Il faut assez de coeur pour sentir et d’esprit pour
comprendre ce que veut dire « créer ». Nous sommes sensibles à la
beauté parce que nous sommes humain ; nous sommes humain parce nous sommes
(en particulier) sensible a la beauté. Le plaisir de l’esthétique et la
sensibilité à la beauté (mais aussi malheureusement l’argent) nous feront dire
que tel ou tel autre objet est une œuvre d’art.

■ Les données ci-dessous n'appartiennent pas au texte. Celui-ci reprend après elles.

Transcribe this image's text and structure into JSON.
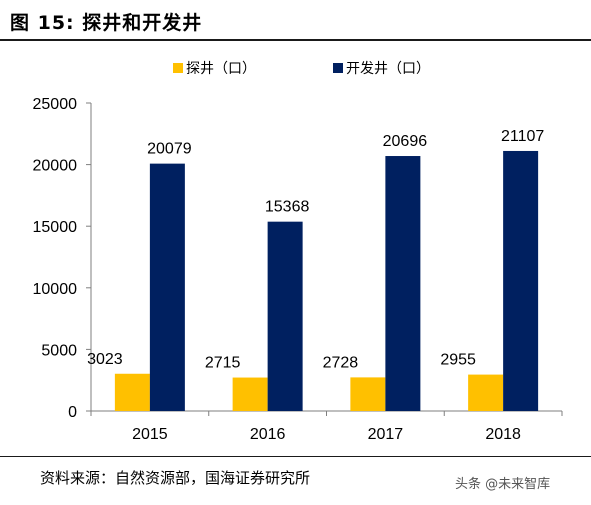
{
  "figure": {
    "title": "图 15:  探井和开发井",
    "source": "资料来源：自然资源部，国海证券研究所",
    "watermark": "头条 @未来智库"
  },
  "colors": {
    "series_0": "#FFC000",
    "series_1": "#002060",
    "axis": "#7f7f7f"
  },
  "chart_data": {
    "type": "bar",
    "categories": [
      "2015",
      "2016",
      "2017",
      "2018"
    ],
    "series": [
      {
        "name": "探井（口）",
        "values": [
          3023,
          2715,
          2728,
          2955
        ]
      },
      {
        "name": "开发井（口）",
        "values": [
          20079,
          15368,
          20696,
          21107
        ]
      }
    ],
    "ylim": [
      0,
      25000
    ],
    "yticks": [
      0,
      5000,
      10000,
      15000,
      20000,
      25000
    ],
    "data_labels": true,
    "grid": false,
    "legend_position": "top-center"
  }
}
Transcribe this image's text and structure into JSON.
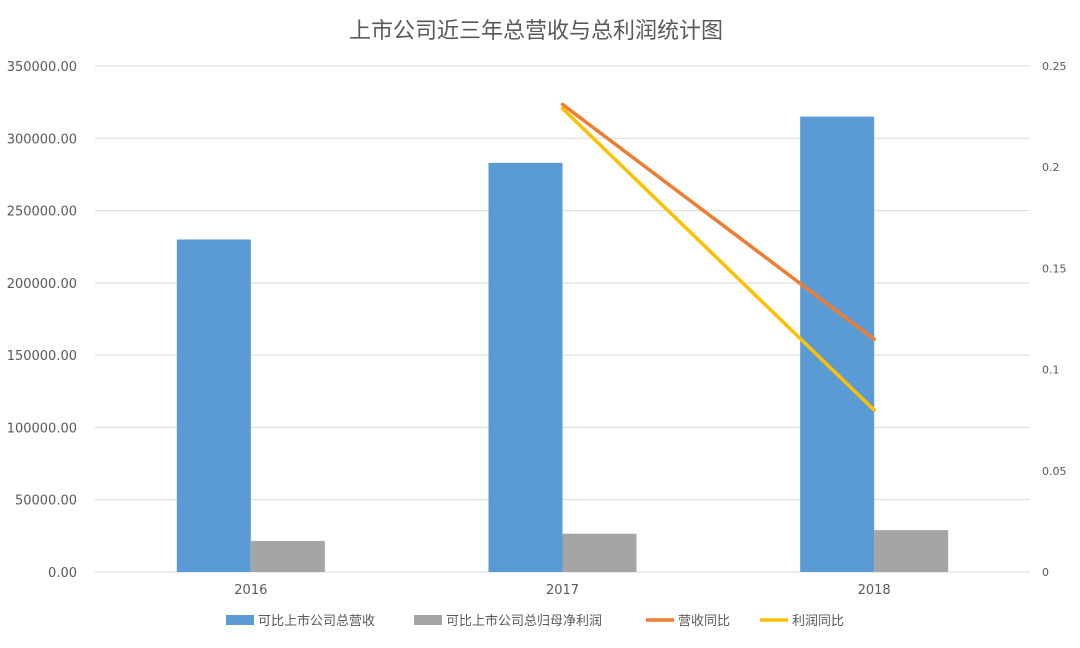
{
  "chart_data": {
    "type": "bar",
    "title": "上市公司近三年总营收与总利润统计图",
    "categories": [
      "2016",
      "2017",
      "2018"
    ],
    "y_left": {
      "min": 0,
      "max": 350000,
      "ticks": [
        "0.00",
        "50000.00",
        "100000.00",
        "150000.00",
        "200000.00",
        "250000.00",
        "300000.00",
        "350000.00"
      ]
    },
    "y_right": {
      "min": 0,
      "max": 0.25,
      "ticks": [
        "0",
        "0.05",
        "0.1",
        "0.15",
        "0.2",
        "0.25"
      ]
    },
    "bar_series": [
      {
        "name": "可比上市公司总营收",
        "color": "#5b9bd5",
        "values": [
          230000,
          283000,
          315000
        ]
      },
      {
        "name": "可比上市公司总归母净利润",
        "color": "#a5a5a5",
        "values": [
          21500,
          26500,
          29000
        ]
      }
    ],
    "line_series": [
      {
        "name": "营收同比",
        "color": "#ed7d31",
        "values": [
          null,
          0.231,
          0.115
        ]
      },
      {
        "name": "利润同比",
        "color": "#ffc000",
        "values": [
          null,
          0.229,
          0.08
        ]
      }
    ],
    "grid": true,
    "legend_position": "bottom"
  }
}
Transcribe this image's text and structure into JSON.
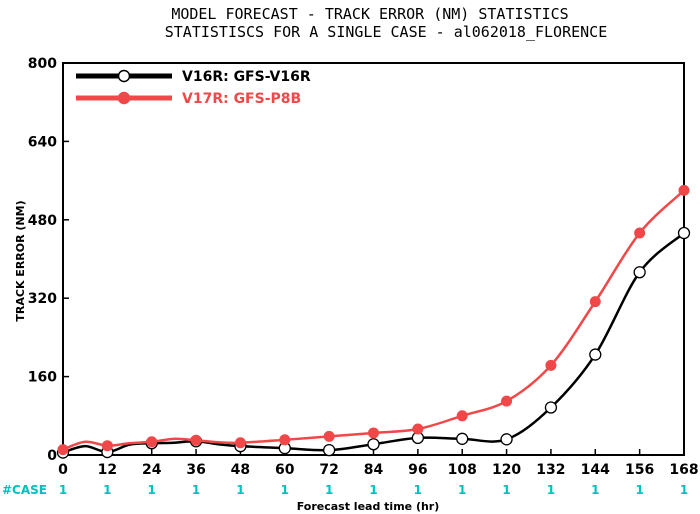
{
  "chart_data": {
    "type": "line",
    "title": "MODEL FORECAST - TRACK ERROR (NM) STATISTICS",
    "subtitle": "STATISTISCS FOR A SINGLE CASE - al062018_FLORENCE",
    "xlabel": "Forecast lead time (hr)",
    "ylabel": "TRACK ERROR (NM)",
    "ylim": [
      0,
      800
    ],
    "xlim": [
      0,
      168
    ],
    "x": [
      0,
      6,
      12,
      18,
      24,
      30,
      36,
      42,
      48,
      60,
      72,
      84,
      96,
      108,
      120,
      132,
      144,
      156,
      168
    ],
    "xticks": [
      "0",
      "12",
      "24",
      "36",
      "48",
      "60",
      "72",
      "84",
      "96",
      "108",
      "120",
      "132",
      "144",
      "156",
      "168"
    ],
    "xtick_values": [
      0,
      12,
      24,
      36,
      48,
      60,
      72,
      84,
      96,
      108,
      120,
      132,
      144,
      156,
      168
    ],
    "yticks": [
      "0",
      "160",
      "320",
      "480",
      "640",
      "800"
    ],
    "ytick_values": [
      0,
      160,
      320,
      480,
      640,
      800
    ],
    "series": [
      {
        "name": "V16R: GFS-V16R",
        "color": "#000000",
        "marker": "open-circle",
        "values": [
          5,
          18,
          6,
          21,
          24,
          25,
          28,
          22,
          18,
          14,
          10,
          22,
          35,
          33,
          32,
          97,
          205,
          373,
          453
        ]
      },
      {
        "name": "V17R: GFS-P8B",
        "color": "#f04848",
        "marker": "filled-circle",
        "values": [
          11,
          27,
          19,
          24,
          27,
          33,
          30,
          26,
          25,
          31,
          38,
          45,
          53,
          80,
          110,
          183,
          313,
          453,
          540
        ]
      }
    ],
    "case_label": "#CASE",
    "case_counts": [
      "1",
      "1",
      "1",
      "1",
      "1",
      "1",
      "1",
      "1",
      "1",
      "1",
      "1",
      "1",
      "1",
      "1",
      "1"
    ],
    "legend_placement": "top-left",
    "grid": false
  }
}
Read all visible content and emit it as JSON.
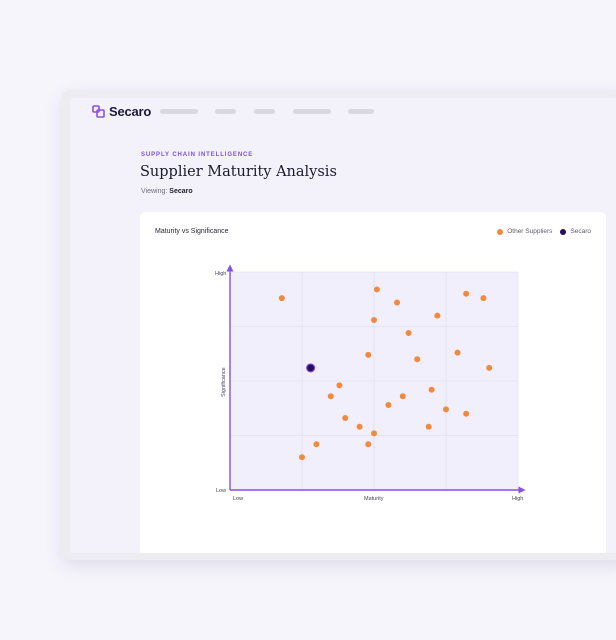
{
  "app": {
    "brand": "Secaro"
  },
  "header": {
    "eyebrow": "SUPPLY CHAIN INTELLIGENCE",
    "title": "Supplier Maturity Analysis",
    "viewing_label": "Viewing:",
    "viewing_value": "Secaro"
  },
  "chart_data": {
    "type": "scatter",
    "title": "Maturity vs Significance",
    "xlabel": "Maturity",
    "ylabel": "Significance",
    "x_tick_labels": [
      "Low",
      "High"
    ],
    "y_tick_labels": [
      "Low",
      "High"
    ],
    "xlim": [
      0,
      100
    ],
    "ylim": [
      0,
      100
    ],
    "grid": true,
    "legend_position": "top-right",
    "series": [
      {
        "name": "Other Suppliers",
        "color": "#f28a3d",
        "points": [
          [
            18,
            88
          ],
          [
            51,
            92
          ],
          [
            58,
            86
          ],
          [
            50,
            78
          ],
          [
            72,
            80
          ],
          [
            82,
            90
          ],
          [
            88,
            88
          ],
          [
            62,
            72
          ],
          [
            48,
            62
          ],
          [
            65,
            60
          ],
          [
            79,
            63
          ],
          [
            90,
            56
          ],
          [
            38,
            48
          ],
          [
            35,
            43
          ],
          [
            70,
            46
          ],
          [
            60,
            43
          ],
          [
            55,
            39
          ],
          [
            82,
            35
          ],
          [
            75,
            37
          ],
          [
            40,
            33
          ],
          [
            45,
            29
          ],
          [
            69,
            29
          ],
          [
            50,
            26
          ],
          [
            48,
            21
          ],
          [
            30,
            21
          ],
          [
            25,
            15
          ]
        ]
      },
      {
        "name": "Secaro",
        "color": "#2a0a5c",
        "points": [
          [
            28,
            56
          ]
        ]
      }
    ]
  }
}
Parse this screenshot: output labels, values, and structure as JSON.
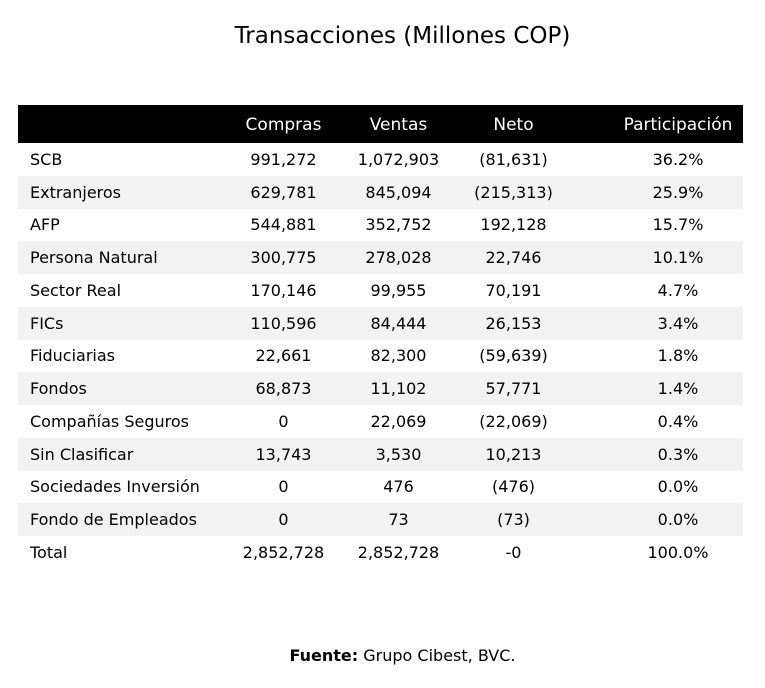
{
  "chart_data": {
    "type": "table",
    "title": "Transacciones (Millones COP)",
    "columns": [
      "",
      "Compras",
      "Ventas",
      "Neto",
      "Participación"
    ],
    "rows": [
      [
        "SCB",
        "991,272",
        "1,072,903",
        "(81,631)",
        "36.2%"
      ],
      [
        "Extranjeros",
        "629,781",
        "845,094",
        "(215,313)",
        "25.9%"
      ],
      [
        "AFP",
        "544,881",
        "352,752",
        "192,128",
        "15.7%"
      ],
      [
        "Persona Natural",
        "300,775",
        "278,028",
        "22,746",
        "10.1%"
      ],
      [
        "Sector Real",
        "170,146",
        "99,955",
        "70,191",
        "4.7%"
      ],
      [
        "FICs",
        "110,596",
        "84,444",
        "26,153",
        "3.4%"
      ],
      [
        "Fiduciarias",
        "22,661",
        "82,300",
        "(59,639)",
        "1.8%"
      ],
      [
        "Fondos",
        "68,873",
        "11,102",
        "57,771",
        "1.4%"
      ],
      [
        "Compañías Seguros",
        "0",
        "22,069",
        "(22,069)",
        "0.4%"
      ],
      [
        "Sin Clasificar",
        "13,743",
        "3,530",
        "10,213",
        "0.3%"
      ],
      [
        "Sociedades Inversión",
        "0",
        "476",
        "(476)",
        "0.0%"
      ],
      [
        "Fondo de Empleados",
        "0",
        "73",
        "(73)",
        "0.0%"
      ],
      [
        "Total",
        "2,852,728",
        "2,852,728",
        "-0",
        "100.0%"
      ]
    ],
    "header_color": "#000000",
    "header_text_color": "#ffffff",
    "stripe_color": "#f2f2f2"
  },
  "source": {
    "label": "Fuente:",
    "text": "Grupo Cibest, BVC."
  }
}
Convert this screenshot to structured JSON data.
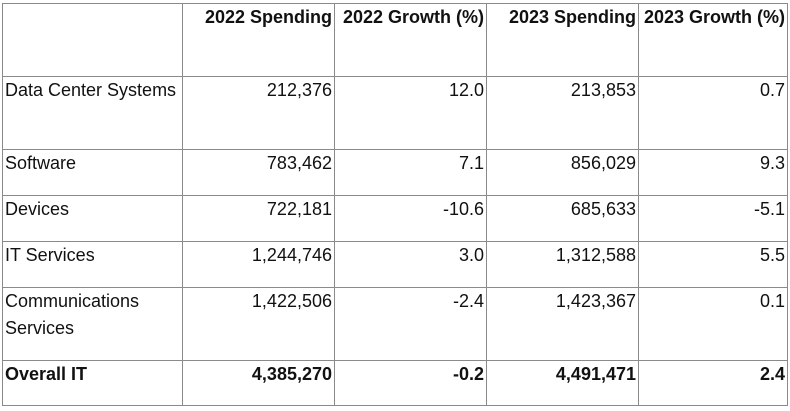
{
  "table": {
    "headers": [
      "",
      "2022 Spending",
      "2022 Growth (%)",
      "2023 Spending",
      "2023 Growth (%)"
    ],
    "rows": [
      {
        "category": "Data Center Systems",
        "spend_2022": "212,376",
        "growth_2022": "12.0",
        "spend_2023": "213,853",
        "growth_2023": "0.7"
      },
      {
        "category": "Software",
        "spend_2022": "783,462",
        "growth_2022": "7.1",
        "spend_2023": "856,029",
        "growth_2023": "9.3"
      },
      {
        "category": "Devices",
        "spend_2022": "722,181",
        "growth_2022": "-10.6",
        "spend_2023": "685,633",
        "growth_2023": "-5.1"
      },
      {
        "category": "IT Services",
        "spend_2022": "1,244,746",
        "growth_2022": "3.0",
        "spend_2023": "1,312,588",
        "growth_2023": "5.5"
      },
      {
        "category": "Communications Services",
        "spend_2022": "1,422,506",
        "growth_2022": "-2.4",
        "spend_2023": "1,423,367",
        "growth_2023": "0.1"
      }
    ],
    "total": {
      "category": "Overall IT",
      "spend_2022": "4,385,270",
      "growth_2022": "-0.2",
      "spend_2023": "4,491,471",
      "growth_2023": "2.4"
    }
  }
}
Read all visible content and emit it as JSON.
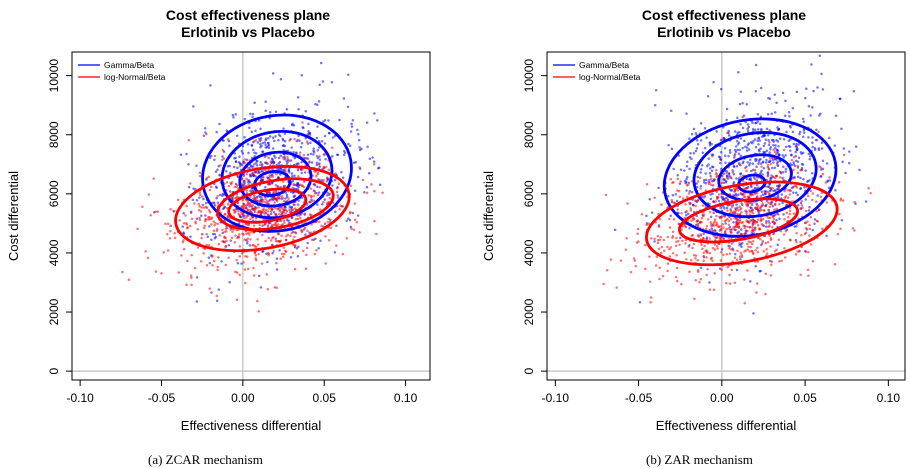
{
  "chart_data": [
    {
      "type": "scatter",
      "title": "Cost effectiveness plane",
      "subtitle": "Erlotinib  vs  Placebo",
      "xlabel": "Effectiveness differential",
      "ylabel": "Cost differential",
      "xlim": [
        -0.105,
        0.115
      ],
      "ylim": [
        -300,
        10800
      ],
      "xticks": [
        -0.1,
        -0.05,
        0.0,
        0.05,
        0.1
      ],
      "xtick_labels": [
        "-0.10",
        "-0.05",
        "0.00",
        "0.05",
        "0.10"
      ],
      "yticks": [
        0,
        2000,
        4000,
        6000,
        8000,
        10000
      ],
      "ytick_labels": [
        "0",
        "2000",
        "4000",
        "6000",
        "8000",
        "10000"
      ],
      "reference_lines": {
        "x": 0,
        "y": 0
      },
      "legend_position": "top-left",
      "caption": "(a)  ZCAR mechanism",
      "series": [
        {
          "name": "Gamma/Beta",
          "color": "#0000ff",
          "n_points": 850,
          "mean": [
            0.02,
            6500
          ],
          "sd": [
            0.024,
            1250
          ],
          "corr": 0.3,
          "contours": [
            {
              "center": [
                0.021,
                6700
              ],
              "rx": 0.046,
              "ry": 1950
            },
            {
              "center": [
                0.021,
                6650
              ],
              "rx": 0.034,
              "ry": 1450
            },
            {
              "center": [
                0.02,
                6500
              ],
              "rx": 0.022,
              "ry": 900
            },
            {
              "center": [
                0.018,
                6350
              ],
              "rx": 0.011,
              "ry": 400
            }
          ]
        },
        {
          "name": "log-Normal/Beta",
          "color": "#ff0000",
          "n_points": 850,
          "mean": [
            0.012,
            5400
          ],
          "sd": [
            0.026,
            1000
          ],
          "corr": 0.25,
          "contours": [
            {
              "center": [
                0.012,
                5500
              ],
              "rx": 0.054,
              "ry": 1350
            },
            {
              "center": [
                0.02,
                5650
              ],
              "rx": 0.036,
              "ry": 800
            },
            {
              "center": [
                0.015,
                5600
              ],
              "rx": 0.024,
              "ry": 520
            }
          ]
        }
      ]
    },
    {
      "type": "scatter",
      "title": "Cost effectiveness plane",
      "subtitle": "Erlotinib  vs  Placebo",
      "xlabel": "Effectiveness differential",
      "ylabel": "Cost differential",
      "xlim": [
        -0.105,
        0.11
      ],
      "ylim": [
        -300,
        10800
      ],
      "xticks": [
        -0.1,
        -0.05,
        0.0,
        0.05,
        0.1
      ],
      "xtick_labels": [
        "-0.10",
        "-0.05",
        "0.00",
        "0.05",
        "0.10"
      ],
      "yticks": [
        0,
        2000,
        4000,
        6000,
        8000,
        10000
      ],
      "ytick_labels": [
        "0",
        "2000",
        "4000",
        "6000",
        "8000",
        "10000"
      ],
      "reference_lines": {
        "x": 0,
        "y": 0
      },
      "legend_position": "top-left",
      "caption": "(b)  ZAR mechanism",
      "series": [
        {
          "name": "Gamma/Beta",
          "color": "#0000ff",
          "n_points": 850,
          "mean": [
            0.018,
            6600
          ],
          "sd": [
            0.025,
            1300
          ],
          "corr": 0.3,
          "contours": [
            {
              "center": [
                0.017,
                6550
              ],
              "rx": 0.052,
              "ry": 1950
            },
            {
              "center": [
                0.02,
                6650
              ],
              "rx": 0.037,
              "ry": 1400
            },
            {
              "center": [
                0.02,
                6550
              ],
              "rx": 0.022,
              "ry": 750
            },
            {
              "center": [
                0.018,
                6350
              ],
              "rx": 0.008,
              "ry": 280
            }
          ]
        },
        {
          "name": "log-Normal/Beta",
          "color": "#ff0000",
          "n_points": 850,
          "mean": [
            0.008,
            5150
          ],
          "sd": [
            0.027,
            1050
          ],
          "corr": 0.25,
          "contours": [
            {
              "center": [
                0.012,
                5000
              ],
              "rx": 0.058,
              "ry": 1300
            },
            {
              "center": [
                0.01,
                5100
              ],
              "rx": 0.036,
              "ry": 650
            }
          ]
        }
      ]
    }
  ]
}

On pourrait donc conclure que la beauté d'un objet ne suffit pas à en
faire une oeuvre d'art, en insistant sur l'importance de la création
humaine.D'autre part nous pouvons examiner le critère du côté du spectateur;
c'est lui qui capte la beauté d'une oeuvre, elle est tournée vers lui. Il
reçoit et éprouve cette beauté sur le mode du plaisir des sens. Son expérience
sensible est liée à l'émotion. Mais le sensible immédiat n'est pas la seule
composante de notre expérience : celle-ci est indéniablement constituée de
notre jugement. Nous n'apprécions pas seulement une oeuvre à la surface de nos
sens : nous la comprenons, nous la réfléchissons.Il faut donc dépasser le
critère du beau et examiner ce lien qui apparaît entre le créateur et le
spectateur la main et l'oeil, en matière de peinture par exemple.Il s'agirait
donc d'un critère de communication. L'oeuvre d'art n'est pas seulement une
émotion, pas seulement l'expression du désir. Son indispensable matérialité, la
cohérence du matériau et de la technique en font une réelle expression.